In what is becoming an increasingly contrarian view, Australia’s St George bank has NOT lowered its forecast for the year-end level for the Australian dollar, remaining of the view that the Aussie will end the year higher, not lower, than its current level of .7157.
According to Janu Chan, senior economist at St George, a combination of excessive pessimism towards the outlook for the Chinese economy, along with the view that the RBA’s easing cycle is now complete – something that the markets currently disagree with – are likely to act in unison to push the Aussie higher over the near-term.
“In our view, markets have taken an overly pessimistic view on the outlook for China, the domestic economy and interest rates. Our expectations of the broader outlook for the Australian economy are not materially different from a few months ago. We continue to expect the RBA will leave rates on hold until late 2016.

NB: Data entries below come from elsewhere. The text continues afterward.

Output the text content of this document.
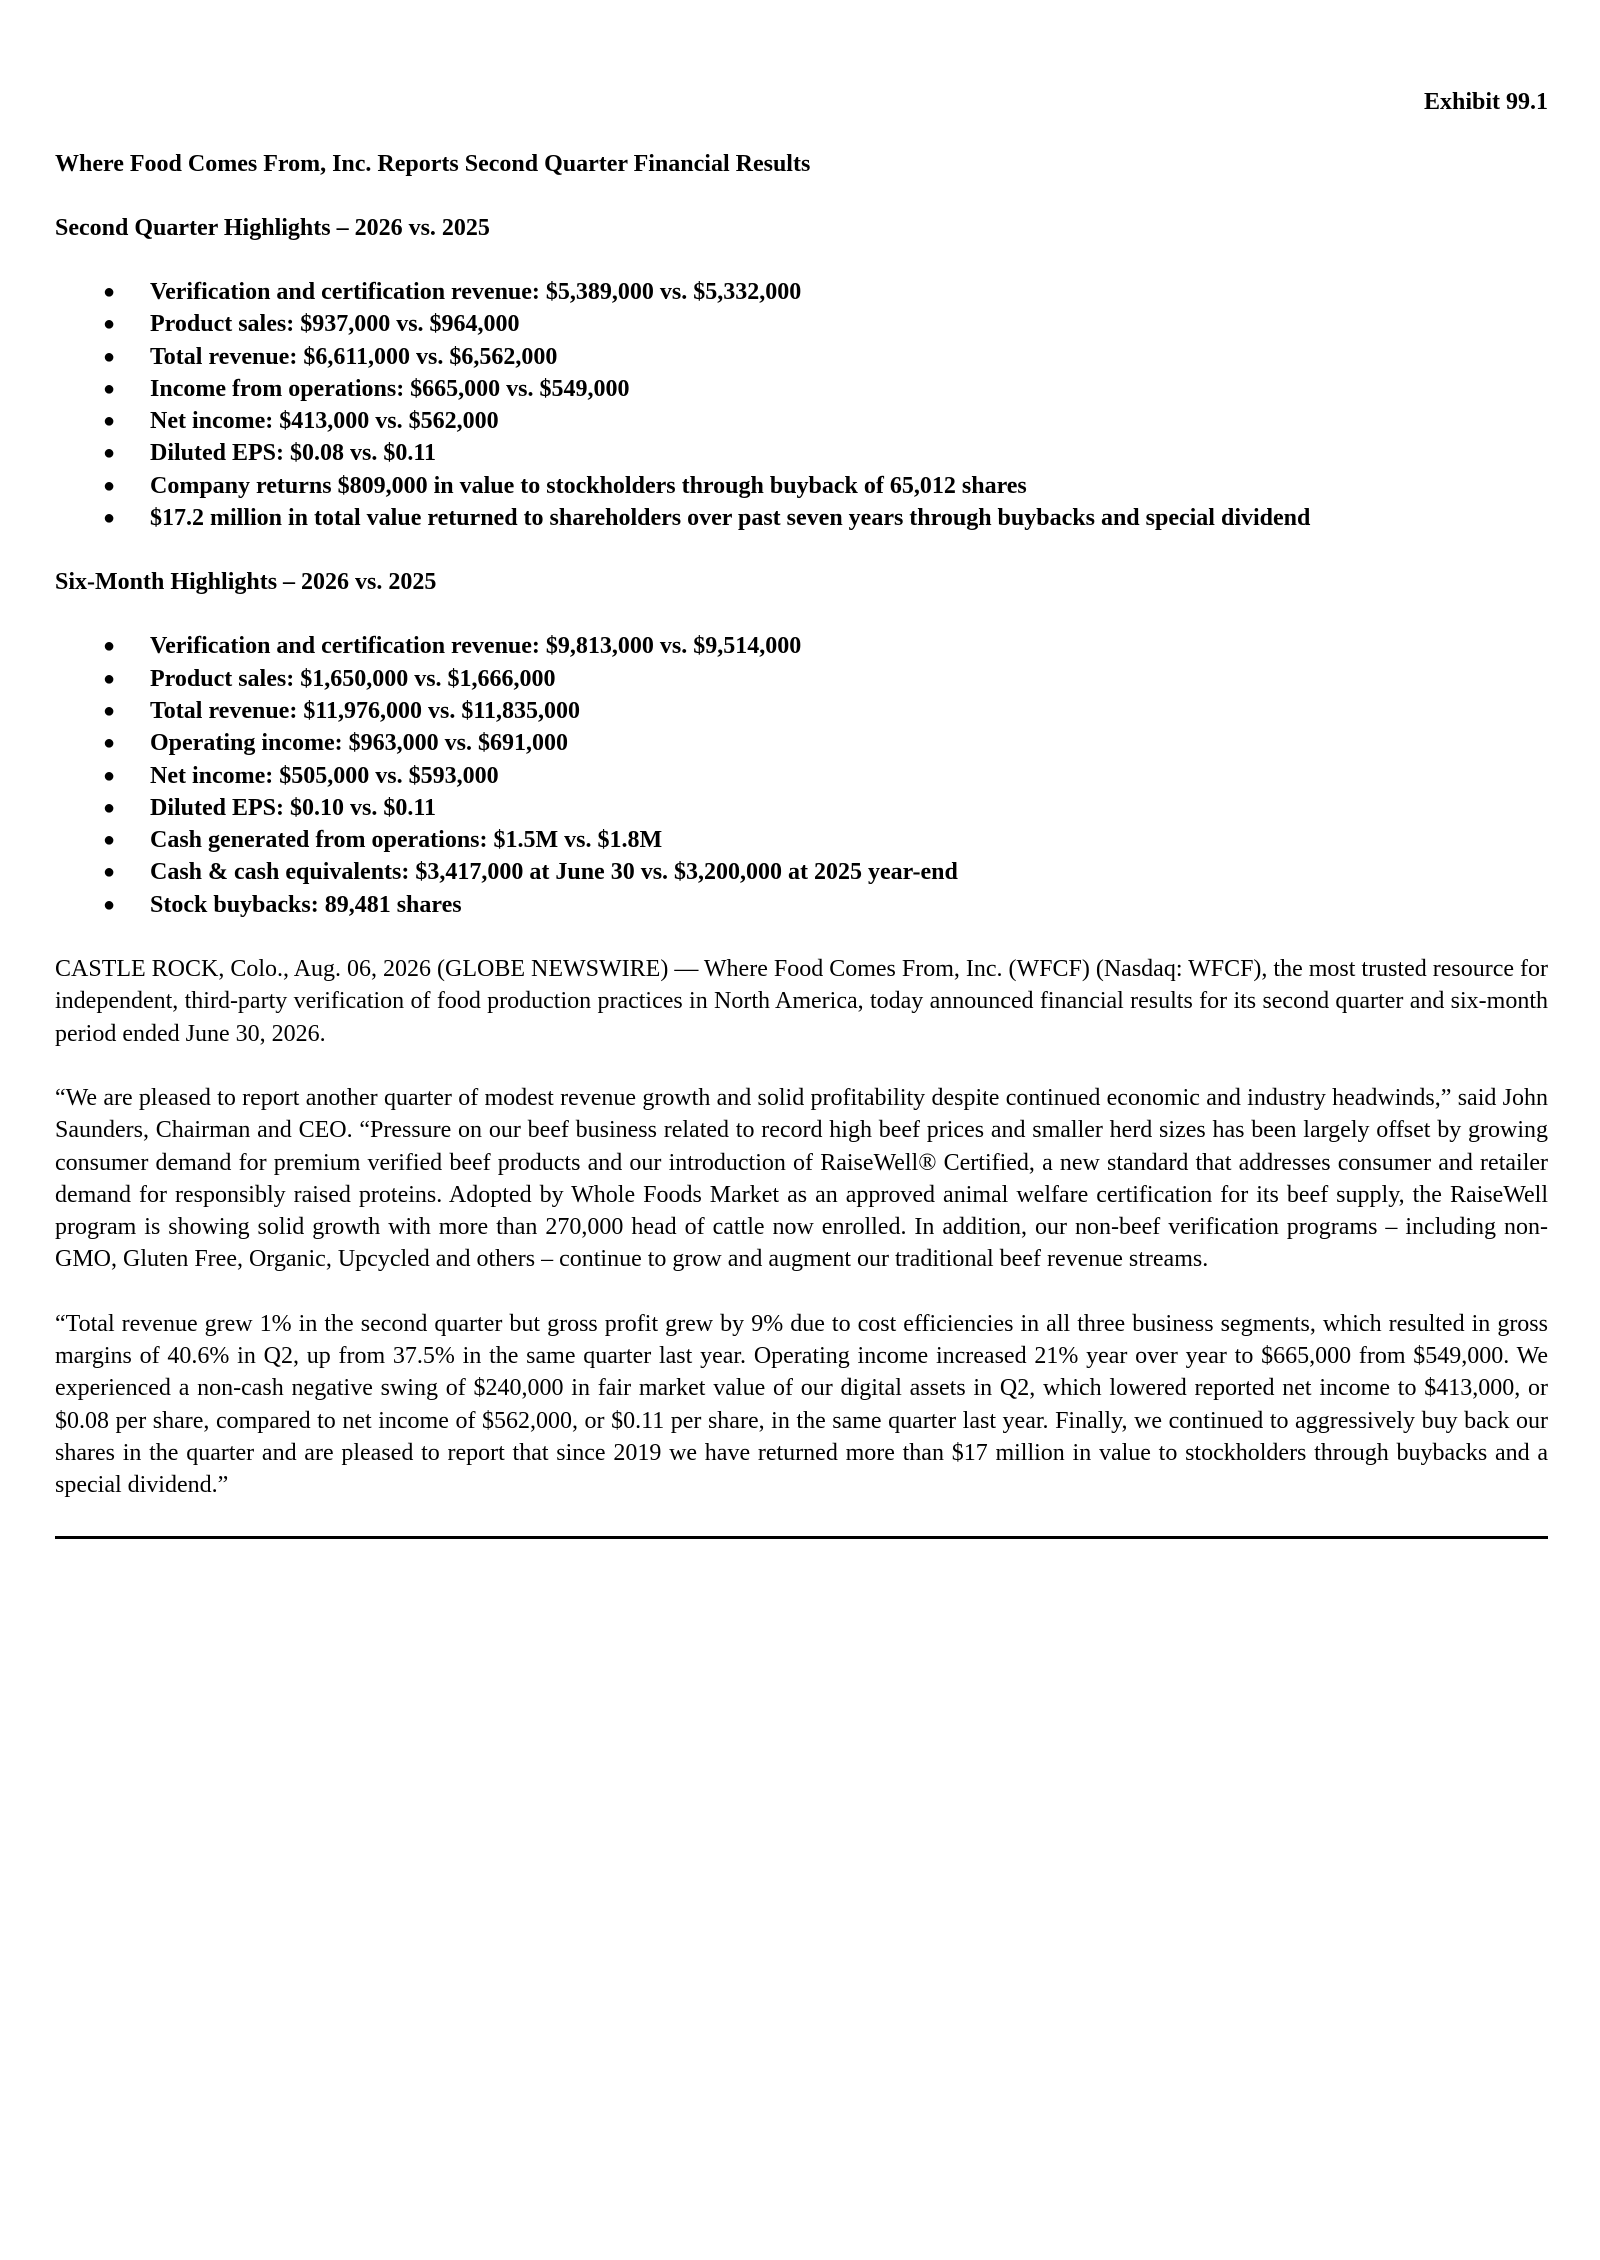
Exhibit 99.1
Where Food Comes From, Inc. Reports Second Quarter Financial Results
Second Quarter Highlights – 2026 vs. 2025
● Verification and certification revenue: $5,389,000 vs. $5,332,000
● Product sales: $937,000 vs. $964,000
● Total revenue: $6,611,000 vs. $6,562,000
● Income from operations: $665,000 vs. $549,000
● Net income: $413,000 vs. $562,000
● Diluted EPS: $0.08 vs. $0.11
● Company returns $809,000 in value to stockholders through buyback of 65,012 shares
● $17.2 million in total value returned to shareholders over past seven years through buybacks and special dividend
Six-Month Highlights – 2026 vs. 2025
● Verification and certification revenue: $9,813,000 vs. $9,514,000
● Product sales: $1,650,000 vs. $1,666,000
● Total revenue: $11,976,000 vs. $11,835,000
● Operating income: $963,000 vs. $691,000
● Net income: $505,000 vs. $593,000
● Diluted EPS: $0.10 vs. $0.11
● Cash generated from operations: $1.5M vs. $1.8M
● Cash & cash equivalents: $3,417,000 at June 30 vs. $3,200,000 at 2025 year-end
● Stock buybacks: 89,481 shares

CASTLE ROCK, Colo., Aug. 06, 2026 (GLOBE NEWSWIRE) — Where Food Comes From, Inc. (WFCF) (Nasdaq: WFCF), the most trusted resource for independent, third-party verification of food production practices in North America, today announced financial results for its second quarter and six-month period ended June 30, 2026.

“We are pleased to report another quarter of modest revenue growth and solid profitability despite continued economic and industry headwinds,” said John Saunders, Chairman and CEO. “Pressure on our beef business related to record high beef prices and smaller herd sizes has been largely offset by growing consumer demand for premium verified beef products and our introduction of RaiseWell® Certified, a new standard that addresses consumer and retailer demand for responsibly raised proteins. Adopted by Whole Foods Market as an approved animal welfare certification for its beef supply, the RaiseWell program is showing solid growth with more than 270,000 head of cattle now enrolled. In addition, our non-beef verification programs – including non-GMO, Gluten Free, Organic, Upcycled and others – continue to grow and augment our traditional beef revenue streams.

“Total revenue grew 1% in the second quarter but gross profit grew by 9% due to cost efficiencies in all three business segments, which resulted in gross margins of 40.6% in Q2, up from 37.5% in the same quarter last year. Operating income increased 21% year over year to $665,000 from $549,000. We experienced a non-cash negative swing of $240,000 in fair market value of our digital assets in Q2, which lowered reported net income to $413,000, or $0.08 per share, compared to net income of $562,000, or $0.11 per share, in the same quarter last year. Finally, we continued to aggressively buy back our shares in the quarter and are pleased to report that since 2019 we have returned more than $17 million in value to stockholders through buybacks and a special dividend.”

We therefore see a risk that the Australian dollar will partly rebound. We are maintaining our end of year forecast at 0.73 US cents, but we recognise that downside risks exist for our forecast while sentiment remains fragile. Volatility has escalated and there remains more uncertainty than usual surrounding our forecast”.
While not a huge movement in the scheme of things, the AUD/USD currently sits at .7157, just 2% below St George’s year-end target, the differentiation behind this call compared to others is that it has not been lowered in line with the recent increase in financial market volatility.
Although a seemingly bullish AUD call compared to others, St George does not expect the rally into year-end to be sustained in 2016.
“It will likely come under downward pressure over the course of 2016, as the tightening cycle of the Federal Reserve takes hold and we expect the AUD to track close to 70 US cents throughout early next year,” says Chan.